The Weibull distribution generalizes the exponential distribution by introducing another parameter, \( b \), that allows for a varying hazard rate. It is typically used in reliability analysis and survival studies because it can model different forms of failure rates, including increasing, decreasing, or constant.

When the hazard rate is given by \( r(x) = c x^b \), where \( c \) and \( b \) are positive constants, it is indicative of a Weibull distribution. Applying this hazard rate into the definition \( \frac{f(x)}{1-F(x)} = c x^b \), we derive the probability density function:

\[ f(x) = c x^b e^{-\frac{c x^{b+1}}{b+1}} \]

For different values of \( b \), the shape of the distribution can vary:

• When \( b = 1 \), it simplifies to the exponential distribution.
• \( b < 1 \) indicates a decreasing failure rate.
• \( b > 1 \) suggests an increasing failure rate.

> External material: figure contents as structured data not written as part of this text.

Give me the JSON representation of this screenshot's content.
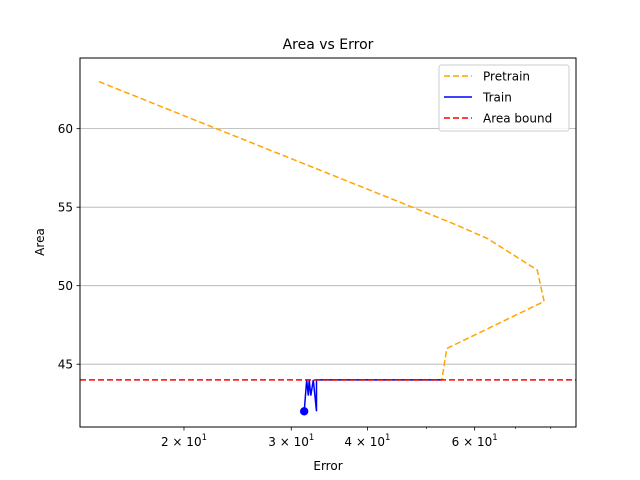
{
  "chart_data": {
    "type": "line",
    "title": "Area vs Error",
    "xlabel": "Error",
    "ylabel": "Area",
    "xscale": "log",
    "xlim": [
      13.5,
      88
    ],
    "ylim": [
      41,
      64.5
    ],
    "grid": "y",
    "legend_position": "top-right",
    "x_ticks": [
      {
        "value": 20,
        "label": "2 × 10",
        "exp": "1"
      },
      {
        "value": 30,
        "label": "3 × 10",
        "exp": "1"
      },
      {
        "value": 40,
        "label": "4 × 10",
        "exp": "1"
      },
      {
        "value": 60,
        "label": "6 × 10",
        "exp": "1"
      }
    ],
    "x_minor_ticks": [
      50,
      70,
      80
    ],
    "y_ticks": [
      45,
      50,
      55,
      60
    ],
    "series": [
      {
        "name": "Pretrain",
        "color": "#ffa500",
        "dash": "dashed",
        "x": [
          14.5,
          55,
          63,
          76,
          78,
          54,
          53,
          35,
          33
        ],
        "y": [
          63,
          54,
          53,
          51,
          49,
          46,
          44,
          44,
          44
        ]
      },
      {
        "name": "Train",
        "color": "#0000ff",
        "dash": "solid",
        "x": [
          53,
          33,
          33,
          32.6,
          32.3,
          32.1,
          32.0,
          31.8,
          31.5
        ],
        "y": [
          44,
          44,
          42,
          44,
          43,
          44,
          43,
          44,
          42
        ],
        "marker_at_end": true
      },
      {
        "name": "Area bound",
        "color": "#ff0000",
        "dash": "dashed",
        "hline": 44
      }
    ]
  }
}
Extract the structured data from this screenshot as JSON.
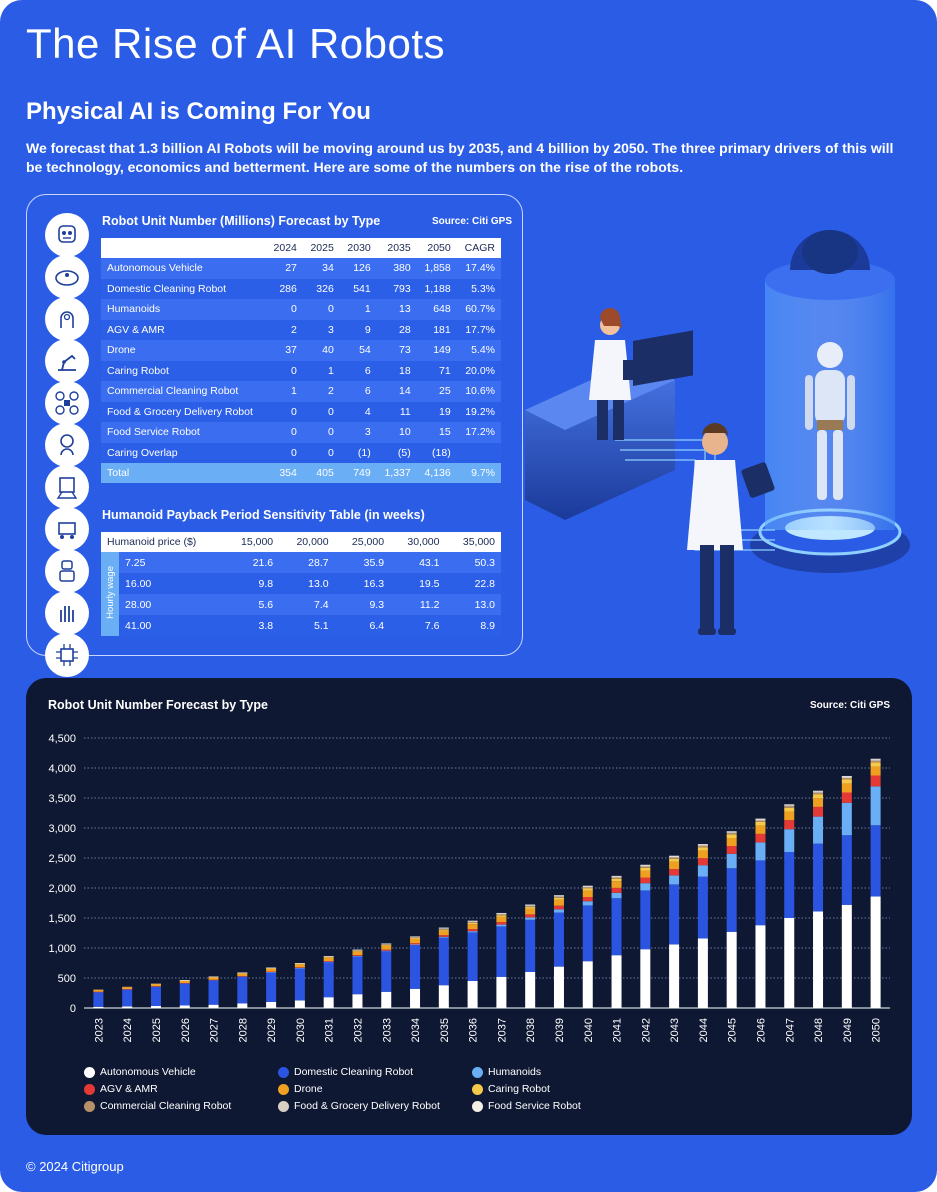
{
  "title": "The Rise of AI Robots",
  "subtitle": "Physical AI is Coming For You",
  "intro": "We forecast that 1.3 billion AI Robots will be moving around us by 2035, and 4 billion by 2050. The three primary drivers of this will be technology, economics and betterment. Here are some of the numbers on the rise of the robots.",
  "icons": [
    "autonomous-vehicle-icon",
    "domestic-cleaning-robot-icon",
    "humanoid-icon",
    "agv-arm-icon",
    "drone-icon",
    "caring-robot-icon",
    "commercial-cleaning-robot-icon",
    "delivery-robot-icon",
    "food-service-robot-icon",
    "caring-hand-icon",
    "chip-icon"
  ],
  "table1": {
    "title": "Robot Unit Number (Millions) Forecast by Type",
    "source": "Source: Citi GPS",
    "headers": [
      "",
      "2024",
      "2025",
      "2030",
      "2035",
      "2050",
      "CAGR"
    ],
    "rows": [
      [
        "Autonomous Vehicle",
        "27",
        "34",
        "126",
        "380",
        "1,858",
        "17.4%"
      ],
      [
        "Domestic Cleaning Robot",
        "286",
        "326",
        "541",
        "793",
        "1,188",
        "5.3%"
      ],
      [
        "Humanoids",
        "0",
        "0",
        "1",
        "13",
        "648",
        "60.7%"
      ],
      [
        "AGV & AMR",
        "2",
        "3",
        "9",
        "28",
        "181",
        "17.7%"
      ],
      [
        "Drone",
        "37",
        "40",
        "54",
        "73",
        "149",
        "5.4%"
      ],
      [
        "Caring Robot",
        "0",
        "1",
        "6",
        "18",
        "71",
        "20.0%"
      ],
      [
        "Commercial Cleaning Robot",
        "1",
        "2",
        "6",
        "14",
        "25",
        "10.6%"
      ],
      [
        "Food & Grocery Delivery Robot",
        "0",
        "0",
        "4",
        "11",
        "19",
        "19.2%"
      ],
      [
        "Food Service Robot",
        "0",
        "0",
        "3",
        "10",
        "15",
        "17.2%"
      ],
      [
        "Caring Overlap",
        "0",
        "0",
        "(1)",
        "(5)",
        "(18)",
        ""
      ]
    ],
    "total": [
      "Total",
      "354",
      "405",
      "749",
      "1,337",
      "4,136",
      "9.7%"
    ]
  },
  "table2": {
    "title": "Humanoid Payback Period Sensitivity Table (in weeks)",
    "headers": [
      "Humanoid price ($)",
      "15,000",
      "20,000",
      "25,000",
      "30,000",
      "35,000"
    ],
    "side_label": "Hourly wage",
    "rows": [
      [
        "7.25",
        "21.6",
        "28.7",
        "35.9",
        "43.1",
        "50.3"
      ],
      [
        "16.00",
        "9.8",
        "13.0",
        "16.3",
        "19.5",
        "22.8"
      ],
      [
        "28.00",
        "5.6",
        "7.4",
        "9.3",
        "11.2",
        "13.0"
      ],
      [
        "41.00",
        "3.8",
        "5.1",
        "6.4",
        "7.6",
        "8.9"
      ]
    ]
  },
  "chart_data": {
    "type": "bar",
    "stacked": true,
    "title": "Robot Unit Number Forecast by Type",
    "source": "Source: Citi GPS",
    "ylim": [
      0,
      4500
    ],
    "yticks": [
      "0",
      "500",
      "1,000",
      "1,500",
      "2,000",
      "2,500",
      "3,000",
      "3,500",
      "4,000",
      "4,500"
    ],
    "grid": true,
    "legend_placement": "bottom",
    "categories": [
      "2023",
      "2024",
      "2025",
      "2026",
      "2027",
      "2028",
      "2029",
      "2030",
      "2031",
      "2032",
      "2033",
      "2034",
      "2035",
      "2036",
      "2037",
      "2038",
      "2039",
      "2040",
      "2041",
      "2042",
      "2043",
      "2044",
      "2045",
      "2046",
      "2047",
      "2048",
      "2049",
      "2050"
    ],
    "series": [
      {
        "name": "Autonomous Vehicle",
        "color": "#ffffff",
        "values": [
          20,
          27,
          34,
          42,
          55,
          75,
          100,
          126,
          180,
          230,
          270,
          320,
          380,
          450,
          520,
          600,
          690,
          780,
          880,
          980,
          1060,
          1160,
          1270,
          1380,
          1500,
          1610,
          1720,
          1858
        ]
      },
      {
        "name": "Domestic Cleaning Robot",
        "color": "#2b55e0",
        "values": [
          250,
          286,
          326,
          370,
          410,
          450,
          500,
          541,
          590,
          635,
          680,
          730,
          793,
          810,
          840,
          870,
          900,
          930,
          950,
          980,
          1000,
          1030,
          1060,
          1080,
          1100,
          1130,
          1160,
          1188
        ]
      },
      {
        "name": "Humanoids",
        "color": "#6aaef6",
        "values": [
          0,
          0,
          0,
          0,
          0,
          0,
          1,
          1,
          2,
          3,
          5,
          8,
          13,
          20,
          30,
          40,
          55,
          70,
          90,
          120,
          150,
          190,
          240,
          300,
          380,
          450,
          540,
          648
        ]
      },
      {
        "name": "AGV & AMR",
        "color": "#e53935",
        "values": [
          1,
          2,
          3,
          4,
          5,
          6,
          7,
          9,
          11,
          14,
          18,
          22,
          28,
          35,
          42,
          50,
          60,
          70,
          82,
          95,
          105,
          118,
          130,
          142,
          152,
          162,
          172,
          181
        ]
      },
      {
        "name": "Drone",
        "color": "#f0a020",
        "values": [
          35,
          37,
          40,
          42,
          45,
          48,
          50,
          54,
          58,
          62,
          66,
          70,
          73,
          80,
          86,
          92,
          98,
          104,
          110,
          116,
          122,
          128,
          133,
          138,
          142,
          145,
          147,
          149
        ]
      },
      {
        "name": "Caring Robot",
        "color": "#f7c948",
        "values": [
          0,
          0,
          1,
          2,
          3,
          4,
          5,
          6,
          8,
          10,
          12,
          15,
          18,
          22,
          26,
          30,
          34,
          38,
          42,
          46,
          50,
          54,
          58,
          61,
          64,
          67,
          69,
          71
        ]
      },
      {
        "name": "Commercial Cleaning Robot",
        "color": "#b89067",
        "values": [
          1,
          1,
          2,
          3,
          3,
          4,
          5,
          6,
          7,
          8,
          10,
          12,
          14,
          15,
          16,
          17,
          18,
          19,
          20,
          21,
          22,
          22,
          23,
          23,
          24,
          24,
          25,
          25
        ]
      },
      {
        "name": "Food & Grocery Delivery Robot",
        "color": "#d8cfc4",
        "values": [
          0,
          0,
          0,
          1,
          1,
          2,
          3,
          4,
          5,
          6,
          8,
          9,
          11,
          12,
          13,
          13,
          14,
          15,
          15,
          16,
          16,
          17,
          17,
          18,
          18,
          18,
          19,
          19
        ]
      },
      {
        "name": "Food Service Robot",
        "color": "#f4eee6",
        "values": [
          0,
          0,
          0,
          1,
          1,
          2,
          2,
          3,
          4,
          5,
          6,
          8,
          10,
          11,
          11,
          12,
          12,
          12,
          13,
          13,
          13,
          14,
          14,
          14,
          14,
          15,
          15,
          15
        ]
      }
    ]
  },
  "footer": "© 2024 Citigroup"
}
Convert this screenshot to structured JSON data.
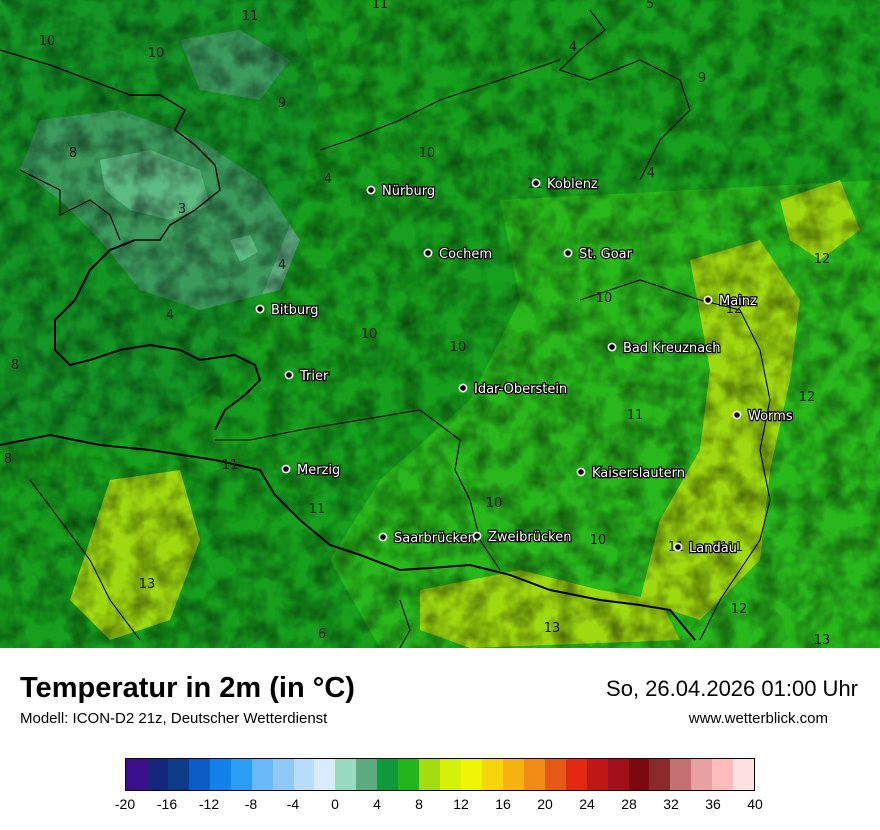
{
  "title": "Temperatur in 2m (in °C)",
  "subtitle": "Modell: ICON-D2 21z, Deutscher Wetterdienst",
  "datetime": "So, 26.04.2026 01:00 Uhr",
  "website": "www.wetterblick.com",
  "colors": {
    "deep_green": "#0f8a30",
    "mid_green": "#16a01d",
    "light_green": "#28b81c",
    "yellow_green": "#9ed80f",
    "gray_green": "#5eaa80",
    "mint": "#9ee3c6"
  },
  "cities": [
    {
      "name": "Nürburg"
    },
    {
      "name": "Koblenz"
    },
    {
      "name": "Cochem"
    },
    {
      "name": "St. Goar"
    },
    {
      "name": "Bitburg"
    },
    {
      "name": "Mainz"
    },
    {
      "name": "Bad Kreuznach"
    },
    {
      "name": "Trier"
    },
    {
      "name": "Idar-Oberstein"
    },
    {
      "name": "Worms"
    },
    {
      "name": "Merzig"
    },
    {
      "name": "Kaiserslautern"
    },
    {
      "name": "Saarbrücken"
    },
    {
      "name": "Zweibrücken"
    },
    {
      "name": "Landau"
    }
  ],
  "temperature_labels": [
    "11",
    "11",
    "5",
    "10",
    "10",
    "4",
    "9",
    "9",
    "8",
    "3",
    "10",
    "4",
    "4",
    "11",
    "4",
    "12",
    "4",
    "10",
    "12",
    "8",
    "10",
    "10",
    "8",
    "12",
    "11",
    "10",
    "11",
    "11",
    "10",
    "11",
    "11",
    "13",
    "12",
    "13",
    "6",
    "13",
    "11"
  ],
  "legend": {
    "colors": [
      "#3c0e8c",
      "#13267c",
      "#0d3c88",
      "#0b5cc4",
      "#1381ea",
      "#2c9cf4",
      "#6ab8f7",
      "#90c8f8",
      "#b8dcfb",
      "#d8ecfd",
      "#96dcc0",
      "#5eaa80",
      "#0f9a3a",
      "#24b41c",
      "#a4dc10",
      "#d5f009",
      "#eef605",
      "#f6d50c",
      "#f5b211",
      "#f18c15",
      "#e45a14",
      "#e02812",
      "#bf1616",
      "#a0101a",
      "#7a0a10",
      "#8a2a2a",
      "#c27070",
      "#e8a0a0",
      "#ffbcbc",
      "#ffe0e0"
    ],
    "ticks": [
      "-20",
      "-16",
      "-12",
      "-8",
      "-4",
      "0",
      "4",
      "8",
      "12",
      "16",
      "20",
      "24",
      "28",
      "32",
      "36",
      "40"
    ]
  }
}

This flexibility makes the Weibull distribution highly adaptable to different types of life data.

Gompertz Distribution

The Gompertz distribution is widely used in the context of modeling "length of life." It accounts for scenarios where the hazard rate exponentially increases over time, which corresponds to many biological organisms whose mortality rate accelerates as they age.

In the case of this distribution, the hazard rate is expressed as \( r(x) = c e^{b x} \), with \( c \) and \( b \) being positive constants. This results in a cumulative distribution function (cdf) of the form:

\[ F(x) = 1 - e^{\frac{c}{b}(1 - e^{b x})} \]

This particular structure showcases an exponentially increasing hazard rate, making the Gompertz distribution ideal for actuarial science and demography for life expectancy projections. The faster rise in the hazard rate over time reflects a greater likelihood of the event (i.e., survival time) as age progresses.

In practical applications, it conforms well to datasets involving human lifespan, aging processes, and even financial risk modeling.